1996年に日本オラクルに入社後、昔の資料をあさっていると出てきたのがOracle7が日本に初披露された時のヘッドライン、「究極か、始点か。」はまだ当時20代だった私の心を大いに揺さぶりました。まったく意味が分からなかったからです。この言葉を考えたと豪語する張本人、佐野力さんは私に向かって「どうだ玉川。究極か始点かだよ。わかるか。がはは」いえわかりませんとは言えなかったので斜めに首を振っていたのが昨日のことのようです。

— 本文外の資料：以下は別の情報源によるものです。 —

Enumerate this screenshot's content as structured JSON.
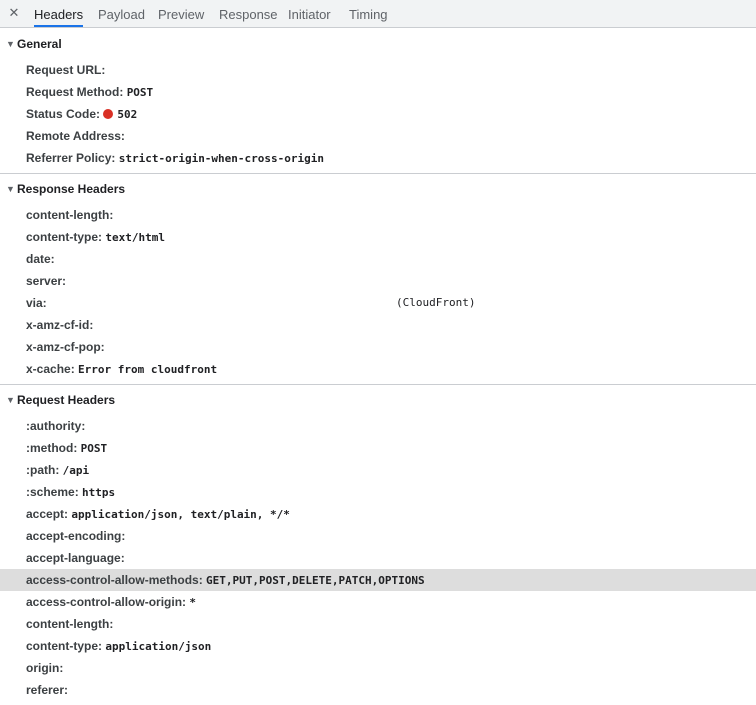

将来の普及ITデバイスはパソコンが究極に進化した先にあるのか、それとも携帯電話を始点として進化していくものなのか。そんな議論を昔よくしていたことを思い出します。ASCII配列のキーボードに支配されている私のような者にはパソコンが進化した先のデバイスに相変わらず魅了されて人生を終えてしまいそうですが、今十代の若者が大人になるころにはどんなビジネスツールが主流となっているのでしょうか。顔認識(iPhoneX)や音声認識(SiriやSmartSpeaker)、AI(Watson)やIoTアプリなどの様々な技術の熟成によって、情報を入力する方法は様変わりしましたね。もっと身近に、もっと手軽に人間の思考や仕事を拡張してくれるツールがあればぜひ活用してみたいというものです。ロボットでいうと、自分の力を増幅させてくれるパワードスーツ。一方、頭脳や仕事のパフォーマンスを増幅させてくれるのが新時代のデバイスだとすると、短い時間で素早く判断し、アクションを起こしていくために私たちが必要としているのはもっと深く、賢く考えることができるようになる。素早く教育を受け、スキルを上げることができる。そんなデバイスなのかもしれません。
実は最近こんな記事を読みまして、いろいろ考えさせられました。デジタルデバイドというと言葉が古いですが、ツールを上手に使えるかどうかだけでもビジネスのスキルに差がうまれることに何べんも遭遇しました。フェルミ推定なんていう方法がありますが、思考訓練にこれを用いるのはともかく、少すぎる情報から経験と勘と度胸で事業の意思決定をしていかなければならないとしたら、変化と不確実性の高い時代を生き抜くのは本当に難しくなってきます。やはりここはかつてのBIばりに過去のデータ、現在の状況そして未来のシナリオを瞬時に割り出してくれるビジネス支援システムを身に着けて行動するようになるのかもしれません。技術的には可能だとして、あとはいつだれがどのように投資して作って普及させていくかという議論なのだと思いました。
個人的には正直毎日パソコンを持ち歩いていると肩や腰に来る年になりましたので、そろそろ身軽にいきたいな、とも。